I had figured this carefully; I didn’t regard this as a stroll in the garden -not at night, not on Pluto! So I counted thirty seconds and tied my line while waiting for eyes to adjust to starlight. I opened them.
And I couldn’t see a darned thing!
Not a star. Not even the difference between sky and ground. My back was to the tunnel and the helmet shaded my face like a sunbonnet; I should have been able to see the walkway. Nothing.
I turned the helmet and saw something that accounted both for black sky and the quake we had felt-an active volcano. It may have been five miles away or fifty, but I could not doubt what it was-a jagged, angry red scar low in the sky.

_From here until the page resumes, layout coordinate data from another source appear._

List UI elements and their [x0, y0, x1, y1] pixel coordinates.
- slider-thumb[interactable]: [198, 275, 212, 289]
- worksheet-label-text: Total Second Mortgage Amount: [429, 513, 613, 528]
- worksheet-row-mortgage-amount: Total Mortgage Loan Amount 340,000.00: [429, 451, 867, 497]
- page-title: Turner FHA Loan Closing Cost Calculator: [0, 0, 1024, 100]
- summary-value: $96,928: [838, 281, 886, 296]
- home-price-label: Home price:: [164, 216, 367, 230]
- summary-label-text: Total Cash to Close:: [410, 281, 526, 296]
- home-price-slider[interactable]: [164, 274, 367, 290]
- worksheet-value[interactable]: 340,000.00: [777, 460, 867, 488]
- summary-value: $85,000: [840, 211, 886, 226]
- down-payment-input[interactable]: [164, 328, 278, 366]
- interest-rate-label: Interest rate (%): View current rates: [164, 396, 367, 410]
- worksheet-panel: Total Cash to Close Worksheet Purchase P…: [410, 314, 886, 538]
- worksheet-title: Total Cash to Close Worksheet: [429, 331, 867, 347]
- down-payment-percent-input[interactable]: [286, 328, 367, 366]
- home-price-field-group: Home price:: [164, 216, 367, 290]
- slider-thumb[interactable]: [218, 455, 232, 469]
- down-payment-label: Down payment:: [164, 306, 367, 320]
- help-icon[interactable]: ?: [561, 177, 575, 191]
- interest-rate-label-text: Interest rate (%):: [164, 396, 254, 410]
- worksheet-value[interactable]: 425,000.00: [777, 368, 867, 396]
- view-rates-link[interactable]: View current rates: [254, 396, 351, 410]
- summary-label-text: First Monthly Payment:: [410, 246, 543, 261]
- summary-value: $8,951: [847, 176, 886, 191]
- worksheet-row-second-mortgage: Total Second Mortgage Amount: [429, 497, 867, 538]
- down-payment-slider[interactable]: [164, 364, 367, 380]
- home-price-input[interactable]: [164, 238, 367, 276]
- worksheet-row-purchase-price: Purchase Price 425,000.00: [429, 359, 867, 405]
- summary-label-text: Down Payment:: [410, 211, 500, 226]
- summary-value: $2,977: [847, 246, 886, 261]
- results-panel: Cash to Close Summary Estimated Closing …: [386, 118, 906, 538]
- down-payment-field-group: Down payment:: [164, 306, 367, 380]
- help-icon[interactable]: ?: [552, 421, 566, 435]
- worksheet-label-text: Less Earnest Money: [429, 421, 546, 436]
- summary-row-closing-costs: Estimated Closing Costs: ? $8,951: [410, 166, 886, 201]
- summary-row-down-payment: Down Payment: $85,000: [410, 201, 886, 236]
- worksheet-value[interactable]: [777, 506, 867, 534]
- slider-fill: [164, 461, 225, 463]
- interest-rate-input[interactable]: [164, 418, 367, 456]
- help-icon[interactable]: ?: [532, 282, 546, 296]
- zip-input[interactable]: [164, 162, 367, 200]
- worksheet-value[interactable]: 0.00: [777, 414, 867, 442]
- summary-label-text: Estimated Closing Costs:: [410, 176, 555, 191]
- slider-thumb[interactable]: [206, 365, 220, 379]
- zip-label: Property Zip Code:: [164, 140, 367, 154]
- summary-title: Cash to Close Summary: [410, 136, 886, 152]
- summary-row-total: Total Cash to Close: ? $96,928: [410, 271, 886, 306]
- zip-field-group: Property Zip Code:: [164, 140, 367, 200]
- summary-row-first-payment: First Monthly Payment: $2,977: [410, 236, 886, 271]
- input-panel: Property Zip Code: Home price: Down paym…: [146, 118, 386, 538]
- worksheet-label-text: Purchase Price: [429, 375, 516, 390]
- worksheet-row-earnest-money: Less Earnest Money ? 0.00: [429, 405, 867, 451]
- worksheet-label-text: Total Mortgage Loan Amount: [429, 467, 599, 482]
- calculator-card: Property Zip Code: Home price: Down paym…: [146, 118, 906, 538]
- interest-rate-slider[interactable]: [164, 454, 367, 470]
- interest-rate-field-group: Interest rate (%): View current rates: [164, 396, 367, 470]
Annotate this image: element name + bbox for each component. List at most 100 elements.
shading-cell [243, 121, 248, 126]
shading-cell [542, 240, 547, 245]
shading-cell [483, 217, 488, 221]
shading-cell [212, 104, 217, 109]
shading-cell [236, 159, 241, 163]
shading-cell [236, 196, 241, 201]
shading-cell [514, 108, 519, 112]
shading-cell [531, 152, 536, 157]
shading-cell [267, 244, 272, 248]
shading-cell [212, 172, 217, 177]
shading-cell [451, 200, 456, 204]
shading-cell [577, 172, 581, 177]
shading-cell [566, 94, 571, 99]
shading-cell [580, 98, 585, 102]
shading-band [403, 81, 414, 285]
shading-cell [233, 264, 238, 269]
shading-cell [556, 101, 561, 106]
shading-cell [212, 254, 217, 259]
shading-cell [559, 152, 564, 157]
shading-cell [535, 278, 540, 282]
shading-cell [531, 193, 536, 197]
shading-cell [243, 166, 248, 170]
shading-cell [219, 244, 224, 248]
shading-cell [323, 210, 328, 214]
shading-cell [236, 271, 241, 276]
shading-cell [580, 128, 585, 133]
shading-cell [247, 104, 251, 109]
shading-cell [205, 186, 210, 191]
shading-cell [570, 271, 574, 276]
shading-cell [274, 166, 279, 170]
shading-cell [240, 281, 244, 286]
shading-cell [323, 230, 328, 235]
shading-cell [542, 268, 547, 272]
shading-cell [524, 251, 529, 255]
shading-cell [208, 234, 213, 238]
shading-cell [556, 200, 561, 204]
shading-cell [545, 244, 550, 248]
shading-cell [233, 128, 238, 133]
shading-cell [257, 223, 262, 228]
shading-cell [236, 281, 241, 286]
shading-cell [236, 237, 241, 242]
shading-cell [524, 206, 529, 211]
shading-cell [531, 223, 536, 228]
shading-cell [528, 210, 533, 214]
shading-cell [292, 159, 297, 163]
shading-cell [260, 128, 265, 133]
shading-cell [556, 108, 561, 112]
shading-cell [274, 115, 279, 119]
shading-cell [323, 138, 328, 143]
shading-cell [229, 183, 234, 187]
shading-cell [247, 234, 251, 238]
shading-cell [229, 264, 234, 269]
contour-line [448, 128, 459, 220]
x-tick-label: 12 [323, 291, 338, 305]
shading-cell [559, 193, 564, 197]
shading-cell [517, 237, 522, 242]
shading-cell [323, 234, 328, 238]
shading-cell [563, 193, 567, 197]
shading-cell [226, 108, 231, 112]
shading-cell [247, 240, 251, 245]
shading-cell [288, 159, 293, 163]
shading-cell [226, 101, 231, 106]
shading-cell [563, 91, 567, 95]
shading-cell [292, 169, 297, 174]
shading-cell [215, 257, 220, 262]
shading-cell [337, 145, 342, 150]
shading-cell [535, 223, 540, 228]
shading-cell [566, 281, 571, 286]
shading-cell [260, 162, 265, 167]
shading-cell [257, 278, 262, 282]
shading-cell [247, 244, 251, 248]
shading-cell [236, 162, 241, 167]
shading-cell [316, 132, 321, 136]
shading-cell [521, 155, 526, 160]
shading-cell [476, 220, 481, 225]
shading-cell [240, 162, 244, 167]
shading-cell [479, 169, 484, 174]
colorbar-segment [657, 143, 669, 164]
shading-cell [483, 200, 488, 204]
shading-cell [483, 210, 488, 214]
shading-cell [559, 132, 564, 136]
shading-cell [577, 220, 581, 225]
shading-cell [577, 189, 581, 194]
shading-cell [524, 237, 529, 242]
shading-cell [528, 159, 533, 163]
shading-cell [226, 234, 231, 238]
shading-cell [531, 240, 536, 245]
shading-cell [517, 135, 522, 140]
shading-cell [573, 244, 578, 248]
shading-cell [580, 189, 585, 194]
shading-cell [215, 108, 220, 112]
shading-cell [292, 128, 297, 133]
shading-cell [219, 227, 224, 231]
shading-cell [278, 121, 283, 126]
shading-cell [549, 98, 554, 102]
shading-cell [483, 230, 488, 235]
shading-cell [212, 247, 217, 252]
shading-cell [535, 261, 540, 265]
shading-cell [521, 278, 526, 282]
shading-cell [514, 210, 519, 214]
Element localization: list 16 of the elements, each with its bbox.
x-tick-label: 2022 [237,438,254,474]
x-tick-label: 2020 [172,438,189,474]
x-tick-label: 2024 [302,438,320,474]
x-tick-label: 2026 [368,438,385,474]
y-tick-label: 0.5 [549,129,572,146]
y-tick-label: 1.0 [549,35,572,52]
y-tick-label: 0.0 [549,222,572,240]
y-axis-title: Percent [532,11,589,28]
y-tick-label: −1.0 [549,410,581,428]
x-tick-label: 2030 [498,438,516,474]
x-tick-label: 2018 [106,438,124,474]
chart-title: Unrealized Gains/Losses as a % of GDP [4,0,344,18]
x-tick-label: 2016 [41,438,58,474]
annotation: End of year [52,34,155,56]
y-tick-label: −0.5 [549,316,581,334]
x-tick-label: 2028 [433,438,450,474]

But I didn’t stop to stare. I switched on the headlamp, splashed it on the righthand windward edge, and started a clumsy trot, keeping close to that side, so that if I stumbled I would have the entire road to recover in before the wind could sweep me off. That wind scared me. I kept the line coiled in my left hand and paid it out as I went, keeping it fairly taut. The coil felt stiff in my fingers.
The wind not only frightened me, it hurt. It was a cold so intense that it felt like flame. It burned and blasted, then numbed. My right side, getting the brunt of it, began to go and then my left side hurt more than the right.
I could no longer feel the line. I stopped, leaned forward and got the coil in the light from the headlamp-that’s another thing that needs fixing! the headlamp should swivel.
The coil was half gone, I had come a good fifty yards. I was depending on the rope to tell me; it was a hundred-meter climbing line, so when I neared its end I would be as far out as the Mother Thing had wanted. Hurry, Kip!
(“Get cracking, boy! It’s cold out here.”)
I stopped again. Did I have the box?
I couldn’t feel it. But the headlamp showed my right hand clutched around it. Stay there, fingers! I hurried on, counting steps. One! Two! Three! Four! …
When I reached forty I stopped and glanced over the edge, saw that I was at the highest part where the road crossed the brook and remembered that it was about midway. That brook-methane, was it?-was frozen solid, and I knew that the night was cold.
There were a few loops of line on my left arm-close enough. I dropped the line, moved cautiously to the middle of the way, eased to my knees and left hand, and started to put the box down.
My fingers wouldn’t unbend.
I forced them with my left hand, got the box out of my fist. That diabolical wind caught it and I barely saved it from rolling away. With both hands I set it carefully upright.
(“Work your fingers, bud. Pound your hands together!”)
I did so. I could tighten the muscles of my forearms, though it was tearing agony to flex fingers. Clumsily steadying the box with my left hand, I groped for the little knob on top.
I couldn’t feel it but it turned easily once I managed to close my fingers on it; I could see it turn.
It seemed to come to life, to purr. Perhaps I heard vibration, through gloves and up my suit; I certainly couldn’t have felt it, not the shape my fingers were in. I hastily let go, got awkwardly to my feet and backed up, so that I could splash the headlamp on it without leaning over.
I was through, the Mother Thing’s job was done, and (I hoped) before deadline. If I had had as much sense as the ordinary doorknob, I would have turned and hurried into the tunnel faster than I had come out. But I was fascinated by what it was doing.
It seemed to shake itself and three spidery little legs grew out the bottom. It raised up until it was standing on its own little tripod, about a foot high. It shook itself again and I thought the wind would blow it over. But the spidery legs splayed out, seemed to bite into the road surface and it was rock firm.